Tuesday, November 15, 2011

Social Aspects Of ASD

Hello, I hope you are doing well today, I am doing good. This is part 2 of the information I will be sharing on Autism Spectrum Disorder. Catching the early signs of this disorder can lead to early intervention and improve the quality of life for the child. I'm sure this aspect of the Autism Spectrum Disorder is incredibly heart breaking for Parents. Hopefully with early intervention the characteristics of non engagement can improve for the Parent Child relationship.
Thank you for visiting,
Janet :)












Social Symptoms
From the start, typically developing infants are social beings. Early in life, they gaze at people, turn toward voices, grasp a finger, and even smile. In contrast, most children with ASD seem to have tremendous difficulty learning to engage in the give-and-take of everyday human interaction. Even in the first few months of life, many do not interact and they avoid eye contact. They seem indifferent to other people, and often seem to prefer being alone. They may resist attention or passively accept hugs and cuddling. Later, they seldom seek comfort or respond to parents' displays of anger or affection in a typical way. Research has suggested that although children with ASD are attached to their parents, their expression of this attachment is unusual and difficult to “read.” To parents, it may seem as if their child is not attached at all. Parents who looked forward to the joys of cuddling, teaching, and playing with their child may feel crushed by this lack of the expected and typical attachment behavior.

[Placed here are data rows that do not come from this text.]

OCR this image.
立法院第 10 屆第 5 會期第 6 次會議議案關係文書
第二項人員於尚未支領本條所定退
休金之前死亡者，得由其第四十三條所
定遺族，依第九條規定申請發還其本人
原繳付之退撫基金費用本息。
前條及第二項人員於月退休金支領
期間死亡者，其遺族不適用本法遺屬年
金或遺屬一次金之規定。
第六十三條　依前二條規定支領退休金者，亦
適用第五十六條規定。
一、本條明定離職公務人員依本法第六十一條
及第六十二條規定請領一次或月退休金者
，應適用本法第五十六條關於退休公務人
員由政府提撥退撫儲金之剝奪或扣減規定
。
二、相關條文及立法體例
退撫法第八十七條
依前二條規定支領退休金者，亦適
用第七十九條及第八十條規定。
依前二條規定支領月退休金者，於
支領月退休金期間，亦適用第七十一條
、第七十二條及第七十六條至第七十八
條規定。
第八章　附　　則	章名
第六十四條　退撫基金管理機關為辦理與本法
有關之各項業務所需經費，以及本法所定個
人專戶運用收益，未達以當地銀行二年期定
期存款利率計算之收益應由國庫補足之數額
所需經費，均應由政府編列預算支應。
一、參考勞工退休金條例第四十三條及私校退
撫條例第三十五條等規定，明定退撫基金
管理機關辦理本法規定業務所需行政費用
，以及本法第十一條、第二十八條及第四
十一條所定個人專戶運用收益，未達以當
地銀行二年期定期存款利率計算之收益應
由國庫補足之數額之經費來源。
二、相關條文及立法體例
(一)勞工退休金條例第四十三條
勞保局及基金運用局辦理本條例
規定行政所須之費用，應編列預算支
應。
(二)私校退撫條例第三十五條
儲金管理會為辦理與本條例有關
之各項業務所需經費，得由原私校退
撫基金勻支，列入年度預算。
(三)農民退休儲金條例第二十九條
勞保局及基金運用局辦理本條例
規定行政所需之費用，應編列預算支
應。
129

Children with ASD also are slower in learning to interpret what others are thinking and feeling. Subtle social cues—whether a smile, a wink, or a grimace—may have little meaning. To a child who misses these cues, “Come here” always means the same thing, whether the speaker is smiling and extending her arms for a hug or frowning and planting her fists on her hips. Without the ability to interpret gestures and facial expressions, the social world may seem bewildering. To compound the problem, people with ASD have difficulty seeing things from another person's perspective. Most 5-year-olds understand that other people have different information, feelings, and goals than they have. A person with ASD may lack such understanding. This inability leaves them unable to predict or understand other people's actions.

Although not universal, it is common for people with ASD also to have difficulty regulating their emotions. This can take the form of “immature” behavior such as crying in class or verbal outbursts that seem inappropriate to those around them. The individual with ASD might also be disruptive and physically aggressive at times, making social relationships still more difficult. They have a tendency to “lose control,” particularly when they're in a strange or overwhelming environment, or when angry and frustrated. They may at times break things, attack others, or hurt themselves. In their frustration, some bang their heads, pull their hair, or bite their arms.